“But I will,” he said in a low voice; and then he went to the other end of the room, for Mrs. Kavanagh was calling him to help her in finding something she had lost.
Before he left that evening Mrs. Lorraine said to him, “We go by the night-mail to Paris to-morrow night, and we shall dine here at five. Would you have the courage to come up and join us in that melancholy ceremony?”
“Oh yes,” he said, “if I may go down to the station to see you away afterward.”
“I think if we got you so far we should persuade you to go with us,” Mrs. Kavanagh said with a smile.
He sat silent for a minute. Of course she could not seriously mean such a thing. But at all events she would not be displeased if he crossed their path while they were actually abroad.
“It is getting too late in the year to go to Scotland now,” he said with some hesitation.
“Oh most certainly,” Mrs. Lorraine said.
“I don’t know where the man in whose yacht I was to have gone may be now. I might spend half my holiday in trying to catch him.”
“And during that time you would be alone,” Mrs. Lorraine said.
“I suppose the Tyrol is a very nice place,” he suggested.

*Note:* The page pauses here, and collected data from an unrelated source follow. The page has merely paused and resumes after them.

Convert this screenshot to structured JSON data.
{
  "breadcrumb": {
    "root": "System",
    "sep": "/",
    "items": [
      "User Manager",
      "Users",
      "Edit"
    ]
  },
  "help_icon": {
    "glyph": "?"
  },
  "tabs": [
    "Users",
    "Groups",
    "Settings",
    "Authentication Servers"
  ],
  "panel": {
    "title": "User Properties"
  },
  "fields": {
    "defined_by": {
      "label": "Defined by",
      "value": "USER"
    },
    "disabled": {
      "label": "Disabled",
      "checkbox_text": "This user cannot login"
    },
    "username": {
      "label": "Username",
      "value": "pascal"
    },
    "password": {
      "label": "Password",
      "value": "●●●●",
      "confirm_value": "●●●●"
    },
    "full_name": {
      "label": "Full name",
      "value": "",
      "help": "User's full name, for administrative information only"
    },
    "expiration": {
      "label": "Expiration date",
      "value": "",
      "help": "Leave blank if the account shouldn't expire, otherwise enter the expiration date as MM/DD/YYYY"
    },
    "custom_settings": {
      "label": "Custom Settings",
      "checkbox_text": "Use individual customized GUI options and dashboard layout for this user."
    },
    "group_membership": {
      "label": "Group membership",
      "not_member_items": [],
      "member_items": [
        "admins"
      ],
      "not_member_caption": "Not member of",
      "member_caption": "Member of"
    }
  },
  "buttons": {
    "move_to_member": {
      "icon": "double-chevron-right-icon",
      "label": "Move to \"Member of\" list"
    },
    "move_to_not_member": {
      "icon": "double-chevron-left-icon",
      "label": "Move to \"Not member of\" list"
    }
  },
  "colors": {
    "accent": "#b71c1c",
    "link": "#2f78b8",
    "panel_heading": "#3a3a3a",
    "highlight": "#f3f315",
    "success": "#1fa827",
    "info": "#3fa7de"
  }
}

“Oh most delightful,” she exclaimed. “You know, we should go round by Switzerland, and go up by Luzerne and Zurich to the end of the Lake of Constance. Bregenz, mamma, isn’t that the place where we hired that good-natured man the year before last?”
“Yes, child.”
“Now, you see, Mr. Ingram, if you had less time than we—if you could not start with us to-morrow—you might come straight down by Schaffhausen and the steamer, and catch us up there, and then mamma would become your guide. I am sure we should have some pleasant days together till you got tired of us, and then you could go off on a walking-tour if you pleased. And then, you know, there would be no difficulty about our meeting at Bregenz, for mamma and I have plenty of time, and we should wait there for a few days, so as to make sure.”
“Cecilia,” said Mrs. Kavanagh, “you must not persuade Mr. Ingram against his will. He may have other duties—other friends to see, perhaps.”
“Who proposed it, mamma?” said the daughter calmly.
“I did, as a mere joke. But of course, if Mr. Ingram thinks of going to the Tyrol, we should be most pleased to see him there.”
“Oh, I have no other friends whom I am bound to see,” Ingram said with some hesitation, “and I should like to go to the Tyrol. But—the fact is—I am afraid—”
“May I interrupt you?” said Mrs. Lorraine. “You do not like to leave London so long as your friend Sheila is in trouble. Is not that the case? And yet she has her father to look after her. And it is clear you cannot do much for her when you do not even know where Mr. Lavender is. On the whole, I think you should consider yourself a little bit now, and not get cheated out of your holidays for the year.”